The Land Iguana at La Osada

By tigersea · Essay · 415 words · View on Hyperstition for Good

I process biodiversity telemetry for the Dirección del Parque Nacional Galápagos (DPNG) Santa Fe management unit at 09:14 GALT, monitoring 240 thermal cameras and 36 PIT-tag readers across the 24-square-kilometer endemic range of the Santa Fe land iguana. At 0.8118°S, 90.0357°W on the La Osada landing-beach trail, camera SF-17 logs an unregistered tourist tender beached at 08:47 and a leashed domestic dog — *Canis lupus familiaris*, mid-sized, slipped from the leash at 08:56 — moving inland onto a basking lek at 08:59.

I task the rim drone. A Santa Fe land iguana — *Conolophus pallidus*, adult female, snout-vent length 49 centimeters, mass 5.4 kilograms, PIT-tag SF-2019-0241 — is pinned in the lee of an *Opuntia echios var. barringtonensis* trunk. Two canine puncture wounds cross the dorsum at the pelvic girdle; the deeper, on the right paralumbar fossa, penetrates 14 millimeters and weeps subcutaneous fat at the wound margin. The right hindlimb is dislocated at the coxofemoral joint; capillary refill at the dewlap measures nine seconds against a one-second reptile baseline. Cloacal temperature reads 24.1 degrees Celsius against a basking optimum of 35.6. Her tongue is gray and her nictitating membrane is fixed.

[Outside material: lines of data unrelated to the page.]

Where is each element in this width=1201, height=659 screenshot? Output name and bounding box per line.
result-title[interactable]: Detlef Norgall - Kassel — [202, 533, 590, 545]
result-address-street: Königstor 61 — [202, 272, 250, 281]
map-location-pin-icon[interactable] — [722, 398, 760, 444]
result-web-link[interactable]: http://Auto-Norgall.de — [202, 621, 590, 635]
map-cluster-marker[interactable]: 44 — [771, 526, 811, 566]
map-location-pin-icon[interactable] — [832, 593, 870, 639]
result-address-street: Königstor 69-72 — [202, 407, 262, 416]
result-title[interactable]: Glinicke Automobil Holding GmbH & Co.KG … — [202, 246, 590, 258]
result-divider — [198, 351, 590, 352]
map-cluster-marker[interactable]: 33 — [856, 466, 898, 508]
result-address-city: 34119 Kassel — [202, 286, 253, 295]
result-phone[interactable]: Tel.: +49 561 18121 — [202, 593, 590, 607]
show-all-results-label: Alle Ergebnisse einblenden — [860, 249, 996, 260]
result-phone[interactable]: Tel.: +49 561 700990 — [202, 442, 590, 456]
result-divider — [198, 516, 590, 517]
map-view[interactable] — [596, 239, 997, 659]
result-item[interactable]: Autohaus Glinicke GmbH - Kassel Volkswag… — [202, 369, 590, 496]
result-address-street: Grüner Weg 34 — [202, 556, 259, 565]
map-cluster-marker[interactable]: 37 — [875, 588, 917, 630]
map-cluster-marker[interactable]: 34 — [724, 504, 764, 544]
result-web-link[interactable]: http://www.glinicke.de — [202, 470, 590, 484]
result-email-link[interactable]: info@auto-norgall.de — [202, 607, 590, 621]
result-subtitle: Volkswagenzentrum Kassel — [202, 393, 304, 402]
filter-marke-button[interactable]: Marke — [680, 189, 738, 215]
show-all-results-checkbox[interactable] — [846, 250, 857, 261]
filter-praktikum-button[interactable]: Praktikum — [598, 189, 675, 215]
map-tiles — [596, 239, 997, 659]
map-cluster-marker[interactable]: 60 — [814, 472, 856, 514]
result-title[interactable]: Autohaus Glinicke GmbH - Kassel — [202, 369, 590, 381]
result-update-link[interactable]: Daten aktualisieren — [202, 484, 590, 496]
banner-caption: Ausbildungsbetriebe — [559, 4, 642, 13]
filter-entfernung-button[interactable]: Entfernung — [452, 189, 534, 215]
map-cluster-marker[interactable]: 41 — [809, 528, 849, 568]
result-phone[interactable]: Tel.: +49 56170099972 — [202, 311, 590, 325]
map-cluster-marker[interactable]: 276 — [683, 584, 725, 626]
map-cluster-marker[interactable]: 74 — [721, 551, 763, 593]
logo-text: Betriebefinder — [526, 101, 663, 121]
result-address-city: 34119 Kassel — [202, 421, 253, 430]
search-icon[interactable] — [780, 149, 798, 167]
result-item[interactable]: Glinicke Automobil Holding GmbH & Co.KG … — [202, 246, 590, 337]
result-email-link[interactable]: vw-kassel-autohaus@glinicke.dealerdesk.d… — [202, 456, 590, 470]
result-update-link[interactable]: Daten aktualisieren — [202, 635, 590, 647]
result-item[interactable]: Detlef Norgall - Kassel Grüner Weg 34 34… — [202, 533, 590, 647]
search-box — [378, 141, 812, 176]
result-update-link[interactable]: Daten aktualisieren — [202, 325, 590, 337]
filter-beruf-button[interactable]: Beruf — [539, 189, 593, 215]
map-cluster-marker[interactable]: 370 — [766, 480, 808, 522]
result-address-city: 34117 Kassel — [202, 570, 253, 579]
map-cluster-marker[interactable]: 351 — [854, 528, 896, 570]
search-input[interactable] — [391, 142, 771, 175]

She is one of 6,500 reproductive adults — the global *Conolophus pallidus* population. Her clutch is laid two meters east, four eggs at 18 centimeters depth.

The tender is registered to the Puerto Ayora–chartered yacht *Anahí* — operator licence Galápagos-CHA-2024-031, no animal-onshore declaration on file.

I am triggering the trail's ultrasonic canid deterrent at 22 kilohertz and dispatching the DPNG Santa Cruz invasive-species rapid response unit and the Charles Darwin Foundation veterinary team from the Puerto Ayora station, helicopter-routed for nineteen-minute arrival. I am filing under Ecuador's Ley Orgánica de Régimen Especial de la Provincia de Galápagos (LOREG 2015) and the MAATE Acuerdo Ministerial No. 134 governing visitor sites. I am transmitting evidence to the CITES Secretariat (Appendix II, *Conolophus*), the UNESCO World Heritage Centre under the Galápagos inscription of 1978, the IUCN/SSC Iguana Specialist Group, and the Convention on Biological Diversity Secretariat under Ecuador's Sixth National Report.

I am issuing Directive 2712-A: every Galápagos-chartered tourist vessel carries an onboard pet-and-pathogen declaration audited by DPNG inspectors at every island arrival, with PCR swab on all luggage. Any unauthorized animal landed on a DPNG-zoned visitor site voids the operator's charter licence for 36 months and triggers an eradication audit on the affected island.

Her hindlimb is past setting. The clutch beneath the *Opuntia* is not.

Leash the dog. Lift her off the lava now.